Shirley was keen to see how the new church looked as she had loved the ornate old one with the school on the side. She had been told that originally the school was inside the church with a screen separating the altar during school hours.
She also knew that the old church had been there since 1862 and that before that, services were held in the upper room of a building in Smith Street, off Lees Road, known as “Th’owd Garrett”. Lots of different churches had met at this building before the beautiful big churches of Mossley were built.

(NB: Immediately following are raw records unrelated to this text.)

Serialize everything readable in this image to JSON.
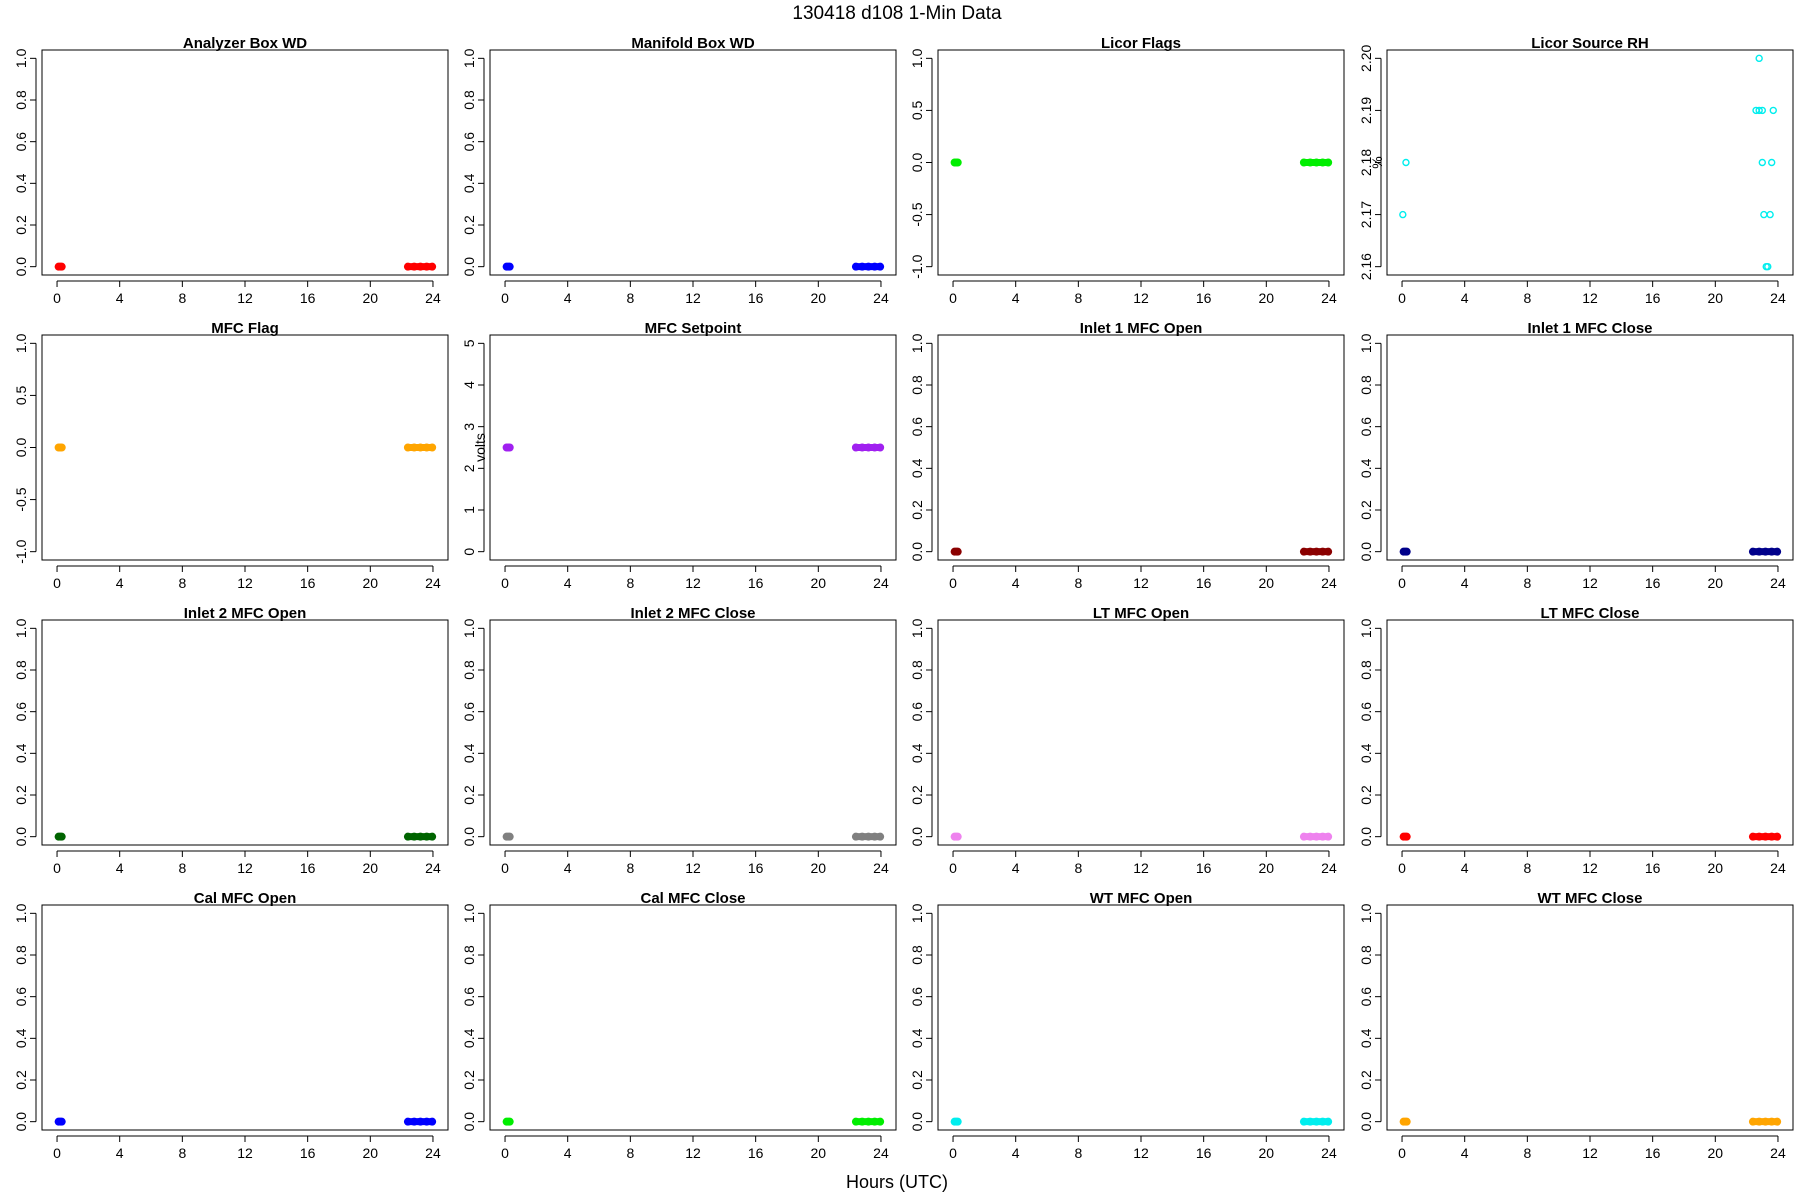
{
  "figure": {
    "title": "130418   d108   1-Min Data",
    "xlabel": "Hours (UTC)"
  },
  "chart_data": [
    {
      "type": "scatter",
      "title": "Analyzer Box WD",
      "ylabel": "",
      "color": "#ff0000",
      "xlim": [
        -0.96,
        24.96
      ],
      "ylim": [
        -0.04,
        1.04
      ],
      "xticks": [
        0,
        4,
        8,
        12,
        16,
        20,
        24
      ],
      "yticks": [
        "0.0",
        "0.2",
        "0.4",
        "0.6",
        "0.8",
        "1.0"
      ],
      "points": [
        [
          0.1,
          0.0
        ],
        [
          0.2,
          0.0
        ],
        [
          0.3,
          0.0
        ],
        [
          22.4,
          0.0
        ],
        [
          22.8,
          0.0
        ],
        [
          23.2,
          0.0
        ],
        [
          23.6,
          0.0
        ],
        [
          23.95,
          0.0
        ]
      ],
      "markers": "filled"
    },
    {
      "type": "scatter",
      "title": "Manifold Box WD",
      "ylabel": "",
      "color": "#0000ff",
      "xlim": [
        -0.96,
        24.96
      ],
      "ylim": [
        -0.04,
        1.04
      ],
      "xticks": [
        0,
        4,
        8,
        12,
        16,
        20,
        24
      ],
      "yticks": [
        "0.0",
        "0.2",
        "0.4",
        "0.6",
        "0.8",
        "1.0"
      ],
      "points": [
        [
          0.1,
          0.0
        ],
        [
          0.2,
          0.0
        ],
        [
          0.3,
          0.0
        ],
        [
          22.4,
          0.0
        ],
        [
          22.8,
          0.0
        ],
        [
          23.2,
          0.0
        ],
        [
          23.6,
          0.0
        ],
        [
          23.95,
          0.0
        ]
      ],
      "markers": "filled"
    },
    {
      "type": "scatter",
      "title": "Licor Flags",
      "ylabel": "",
      "color": "#00ee00",
      "xlim": [
        -0.96,
        24.96
      ],
      "ylim": [
        -1.08,
        1.08
      ],
      "xticks": [
        0,
        4,
        8,
        12,
        16,
        20,
        24
      ],
      "yticks": [
        "-1.0",
        "-0.5",
        "0.0",
        "0.5",
        "1.0"
      ],
      "points": [
        [
          0.1,
          0.0
        ],
        [
          0.2,
          0.0
        ],
        [
          0.3,
          0.0
        ],
        [
          22.4,
          0.0
        ],
        [
          22.8,
          0.0
        ],
        [
          23.2,
          0.0
        ],
        [
          23.6,
          0.0
        ],
        [
          23.95,
          0.0
        ]
      ],
      "markers": "filled"
    },
    {
      "type": "scatter",
      "title": "Licor Source RH",
      "ylabel": "%",
      "color": "#00eeee",
      "xlim": [
        -0.96,
        24.96
      ],
      "ylim": [
        2.1584,
        2.2016
      ],
      "xticks": [
        0,
        4,
        8,
        12,
        16,
        20,
        24
      ],
      "yticks": [
        "2.16",
        "2.17",
        "2.18",
        "2.19",
        "2.20"
      ],
      "points": [
        [
          0.05,
          2.17
        ],
        [
          0.25,
          2.18
        ],
        [
          22.6,
          2.19
        ],
        [
          22.8,
          2.19
        ],
        [
          23.0,
          2.19
        ],
        [
          22.8,
          2.2
        ],
        [
          23.0,
          2.18
        ],
        [
          23.1,
          2.17
        ],
        [
          23.25,
          2.16
        ],
        [
          23.35,
          2.16
        ],
        [
          23.5,
          2.17
        ],
        [
          23.6,
          2.18
        ],
        [
          23.7,
          2.19
        ]
      ],
      "markers": "open"
    },
    {
      "type": "scatter",
      "title": "MFC Flag",
      "ylabel": "",
      "color": "#ffa500",
      "xlim": [
        -0.96,
        24.96
      ],
      "ylim": [
        -1.08,
        1.08
      ],
      "xticks": [
        0,
        4,
        8,
        12,
        16,
        20,
        24
      ],
      "yticks": [
        "-1.0",
        "-0.5",
        "0.0",
        "0.5",
        "1.0"
      ],
      "points": [
        [
          0.1,
          0.0
        ],
        [
          0.2,
          0.0
        ],
        [
          0.3,
          0.0
        ],
        [
          22.4,
          0.0
        ],
        [
          22.8,
          0.0
        ],
        [
          23.2,
          0.0
        ],
        [
          23.6,
          0.0
        ],
        [
          23.95,
          0.0
        ]
      ],
      "markers": "filled"
    },
    {
      "type": "scatter",
      "title": "MFC Setpoint",
      "ylabel": "volts",
      "color": "#a020f0",
      "xlim": [
        -0.96,
        24.96
      ],
      "ylim": [
        -0.2,
        5.2
      ],
      "xticks": [
        0,
        4,
        8,
        12,
        16,
        20,
        24
      ],
      "yticks": [
        "0",
        "1",
        "2",
        "3",
        "4",
        "5"
      ],
      "points": [
        [
          0.1,
          2.5
        ],
        [
          0.2,
          2.5
        ],
        [
          0.3,
          2.5
        ],
        [
          22.4,
          2.5
        ],
        [
          22.8,
          2.5
        ],
        [
          23.2,
          2.5
        ],
        [
          23.6,
          2.5
        ],
        [
          23.95,
          2.5
        ]
      ],
      "markers": "filled"
    },
    {
      "type": "scatter",
      "title": "Inlet 1 MFC Open",
      "ylabel": "",
      "color": "#8b0000",
      "xlim": [
        -0.96,
        24.96
      ],
      "ylim": [
        -0.04,
        1.04
      ],
      "xticks": [
        0,
        4,
        8,
        12,
        16,
        20,
        24
      ],
      "yticks": [
        "0.0",
        "0.2",
        "0.4",
        "0.6",
        "0.8",
        "1.0"
      ],
      "points": [
        [
          0.1,
          0.0
        ],
        [
          0.2,
          0.0
        ],
        [
          0.3,
          0.0
        ],
        [
          22.4,
          0.0
        ],
        [
          22.8,
          0.0
        ],
        [
          23.2,
          0.0
        ],
        [
          23.6,
          0.0
        ],
        [
          23.95,
          0.0
        ]
      ],
      "markers": "filled"
    },
    {
      "type": "scatter",
      "title": "Inlet 1 MFC Close",
      "ylabel": "",
      "color": "#00008b",
      "xlim": [
        -0.96,
        24.96
      ],
      "ylim": [
        -0.04,
        1.04
      ],
      "xticks": [
        0,
        4,
        8,
        12,
        16,
        20,
        24
      ],
      "yticks": [
        "0.0",
        "0.2",
        "0.4",
        "0.6",
        "0.8",
        "1.0"
      ],
      "points": [
        [
          0.1,
          0.0
        ],
        [
          0.2,
          0.0
        ],
        [
          0.3,
          0.0
        ],
        [
          22.4,
          0.0
        ],
        [
          22.8,
          0.0
        ],
        [
          23.2,
          0.0
        ],
        [
          23.6,
          0.0
        ],
        [
          23.95,
          0.0
        ]
      ],
      "markers": "filled"
    },
    {
      "type": "scatter",
      "title": "Inlet 2 MFC Open",
      "ylabel": "",
      "color": "#006400",
      "xlim": [
        -0.96,
        24.96
      ],
      "ylim": [
        -0.04,
        1.04
      ],
      "xticks": [
        0,
        4,
        8,
        12,
        16,
        20,
        24
      ],
      "yticks": [
        "0.0",
        "0.2",
        "0.4",
        "0.6",
        "0.8",
        "1.0"
      ],
      "points": [
        [
          0.1,
          0.0
        ],
        [
          0.2,
          0.0
        ],
        [
          0.3,
          0.0
        ],
        [
          22.4,
          0.0
        ],
        [
          22.8,
          0.0
        ],
        [
          23.2,
          0.0
        ],
        [
          23.6,
          0.0
        ],
        [
          23.95,
          0.0
        ]
      ],
      "markers": "filled"
    },
    {
      "type": "scatter",
      "title": "Inlet 2 MFC Close",
      "ylabel": "",
      "color": "#808080",
      "xlim": [
        -0.96,
        24.96
      ],
      "ylim": [
        -0.04,
        1.04
      ],
      "xticks": [
        0,
        4,
        8,
        12,
        16,
        20,
        24
      ],
      "yticks": [
        "0.0",
        "0.2",
        "0.4",
        "0.6",
        "0.8",
        "1.0"
      ],
      "points": [
        [
          0.1,
          0.0
        ],
        [
          0.2,
          0.0
        ],
        [
          0.3,
          0.0
        ],
        [
          22.4,
          0.0
        ],
        [
          22.8,
          0.0
        ],
        [
          23.2,
          0.0
        ],
        [
          23.6,
          0.0
        ],
        [
          23.95,
          0.0
        ]
      ],
      "markers": "filled"
    },
    {
      "type": "scatter",
      "title": "LT MFC Open",
      "ylabel": "",
      "color": "#ee82ee",
      "xlim": [
        -0.96,
        24.96
      ],
      "ylim": [
        -0.04,
        1.04
      ],
      "xticks": [
        0,
        4,
        8,
        12,
        16,
        20,
        24
      ],
      "yticks": [
        "0.0",
        "0.2",
        "0.4",
        "0.6",
        "0.8",
        "1.0"
      ],
      "points": [
        [
          0.1,
          0.0
        ],
        [
          0.2,
          0.0
        ],
        [
          0.3,
          0.0
        ],
        [
          22.4,
          0.0
        ],
        [
          22.8,
          0.0
        ],
        [
          23.2,
          0.0
        ],
        [
          23.6,
          0.0
        ],
        [
          23.95,
          0.0
        ]
      ],
      "markers": "filled"
    },
    {
      "type": "scatter",
      "title": "LT MFC Close",
      "ylabel": "",
      "color": "#ff0000",
      "xlim": [
        -0.96,
        24.96
      ],
      "ylim": [
        -0.04,
        1.04
      ],
      "xticks": [
        0,
        4,
        8,
        12,
        16,
        20,
        24
      ],
      "yticks": [
        "0.0",
        "0.2",
        "0.4",
        "0.6",
        "0.8",
        "1.0"
      ],
      "points": [
        [
          0.1,
          0.0
        ],
        [
          0.2,
          0.0
        ],
        [
          0.3,
          0.0
        ],
        [
          22.4,
          0.0
        ],
        [
          22.8,
          0.0
        ],
        [
          23.2,
          0.0
        ],
        [
          23.6,
          0.0
        ],
        [
          23.95,
          0.0
        ]
      ],
      "markers": "filled"
    },
    {
      "type": "scatter",
      "title": "Cal MFC Open",
      "ylabel": "",
      "color": "#0000ff",
      "xlim": [
        -0.96,
        24.96
      ],
      "ylim": [
        -0.04,
        1.04
      ],
      "xticks": [
        0,
        4,
        8,
        12,
        16,
        20,
        24
      ],
      "yticks": [
        "0.0",
        "0.2",
        "0.4",
        "0.6",
        "0.8",
        "1.0"
      ],
      "points": [
        [
          0.1,
          0.0
        ],
        [
          0.2,
          0.0
        ],
        [
          0.3,
          0.0
        ],
        [
          22.4,
          0.0
        ],
        [
          22.8,
          0.0
        ],
        [
          23.2,
          0.0
        ],
        [
          23.6,
          0.0
        ],
        [
          23.95,
          0.0
        ]
      ],
      "markers": "filled"
    },
    {
      "type": "scatter",
      "title": "Cal MFC Close",
      "ylabel": "",
      "color": "#00ee00",
      "xlim": [
        -0.96,
        24.96
      ],
      "ylim": [
        -0.04,
        1.04
      ],
      "xticks": [
        0,
        4,
        8,
        12,
        16,
        20,
        24
      ],
      "yticks": [
        "0.0",
        "0.2",
        "0.4",
        "0.6",
        "0.8",
        "1.0"
      ],
      "points": [
        [
          0.1,
          0.0
        ],
        [
          0.2,
          0.0
        ],
        [
          0.3,
          0.0
        ],
        [
          22.4,
          0.0
        ],
        [
          22.8,
          0.0
        ],
        [
          23.2,
          0.0
        ],
        [
          23.6,
          0.0
        ],
        [
          23.95,
          0.0
        ]
      ],
      "markers": "filled"
    },
    {
      "type": "scatter",
      "title": "WT MFC Open",
      "ylabel": "",
      "color": "#00eeee",
      "xlim": [
        -0.96,
        24.96
      ],
      "ylim": [
        -0.04,
        1.04
      ],
      "xticks": [
        0,
        4,
        8,
        12,
        16,
        20,
        24
      ],
      "yticks": [
        "0.0",
        "0.2",
        "0.4",
        "0.6",
        "0.8",
        "1.0"
      ],
      "points": [
        [
          0.1,
          0.0
        ],
        [
          0.2,
          0.0
        ],
        [
          0.3,
          0.0
        ],
        [
          22.4,
          0.0
        ],
        [
          22.8,
          0.0
        ],
        [
          23.2,
          0.0
        ],
        [
          23.6,
          0.0
        ],
        [
          23.95,
          0.0
        ]
      ],
      "markers": "filled"
    },
    {
      "type": "scatter",
      "title": "WT MFC Close",
      "ylabel": "",
      "color": "#ffa500",
      "xlim": [
        -0.96,
        24.96
      ],
      "ylim": [
        -0.04,
        1.04
      ],
      "xticks": [
        0,
        4,
        8,
        12,
        16,
        20,
        24
      ],
      "yticks": [
        "0.0",
        "0.2",
        "0.4",
        "0.6",
        "0.8",
        "1.0"
      ],
      "points": [
        [
          0.1,
          0.0
        ],
        [
          0.2,
          0.0
        ],
        [
          0.3,
          0.0
        ],
        [
          22.4,
          0.0
        ],
        [
          22.8,
          0.0
        ],
        [
          23.2,
          0.0
        ],
        [
          23.6,
          0.0
        ],
        [
          23.95,
          0.0
        ]
      ],
      "markers": "filled"
    }
  ]
}
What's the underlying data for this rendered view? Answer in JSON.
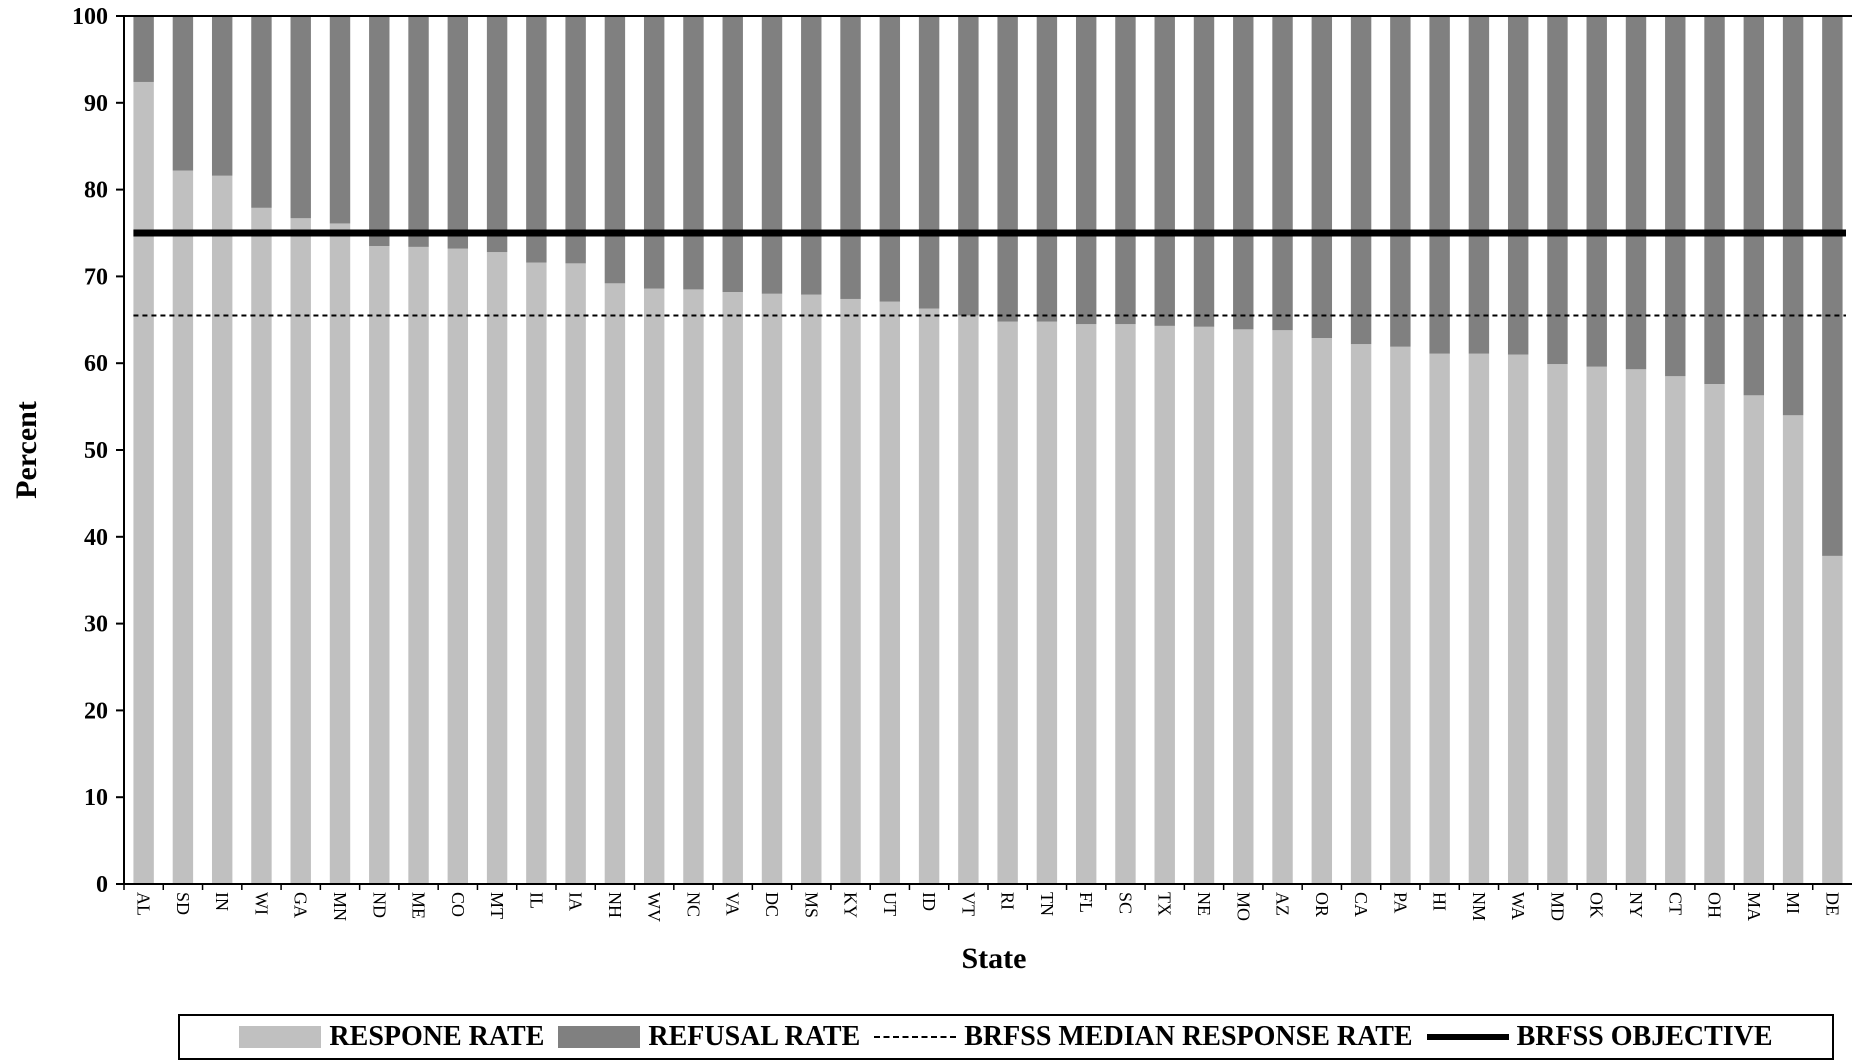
{
  "chart_data": {
    "type": "bar",
    "stacked": true,
    "xlabel": "State",
    "ylabel": "Percent",
    "ylim": [
      0,
      100
    ],
    "yticks": [
      0,
      10,
      20,
      30,
      40,
      50,
      60,
      70,
      80,
      90,
      100
    ],
    "categories": [
      "AL",
      "SD",
      "IN",
      "WI",
      "GA",
      "MN",
      "ND",
      "ME",
      "CO",
      "MT",
      "IL",
      "IA",
      "NH",
      "WV",
      "NC",
      "VA",
      "DC",
      "MS",
      "KY",
      "UT",
      "ID",
      "VT",
      "RI",
      "TN",
      "FL",
      "SC",
      "TX",
      "NE",
      "MO",
      "AZ",
      "OR",
      "CA",
      "PA",
      "HI",
      "NM",
      "WA",
      "MD",
      "OK",
      "NY",
      "CT",
      "OH",
      "MA",
      "MI",
      "DE"
    ],
    "series": [
      {
        "name": "RESPONE RATE",
        "color": "#c0c0c0",
        "values": [
          92.4,
          82.2,
          81.6,
          77.9,
          76.7,
          76.1,
          73.5,
          73.4,
          73.2,
          72.8,
          71.6,
          71.5,
          69.2,
          68.6,
          68.5,
          68.2,
          68.0,
          67.9,
          67.4,
          67.1,
          66.3,
          65.5,
          64.8,
          64.8,
          64.5,
          64.5,
          64.3,
          64.2,
          63.9,
          63.8,
          62.9,
          62.2,
          61.9,
          61.1,
          61.1,
          61.0,
          59.9,
          59.6,
          59.3,
          58.5,
          57.6,
          56.3,
          54.0,
          37.8
        ]
      },
      {
        "name": "REFUSAL RATE",
        "color": "#808080",
        "values": [
          7.6,
          17.8,
          18.4,
          22.1,
          23.3,
          23.9,
          26.5,
          26.6,
          26.8,
          27.2,
          28.4,
          28.5,
          30.8,
          31.4,
          31.5,
          31.8,
          32.0,
          32.1,
          32.6,
          32.9,
          33.7,
          34.5,
          35.2,
          35.2,
          35.5,
          35.5,
          35.7,
          35.8,
          36.1,
          36.2,
          37.1,
          37.8,
          38.1,
          38.9,
          38.9,
          39.0,
          40.1,
          40.4,
          40.7,
          41.5,
          42.4,
          43.7,
          46.0,
          62.2
        ]
      }
    ],
    "reference_lines": [
      {
        "name": "BRFSS MEDIAN RESPONSE RATE",
        "value": 65.5,
        "style": "dashed"
      },
      {
        "name": "BRFSS OBJECTIVE",
        "value": 75,
        "style": "solid"
      }
    ],
    "legend": "bottom",
    "grid": false
  }
}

Mossley was getting much busier these days with more and more cars and Shirley really had to be careful crossing the roads. She got distracted when a bunch of young people came round the corner - the boys were ‘mods’ and very sharply dressed and the girl’s dresses were above their knees! Everything was changing in the Swinging Sixties!
The car park opposite St. Joseph’s was the site of the temperance hall.
Th’owd Garrett on Lees Road was a meeting place for congregations without their own church.
The current St. Joseph’s school was built in 1933.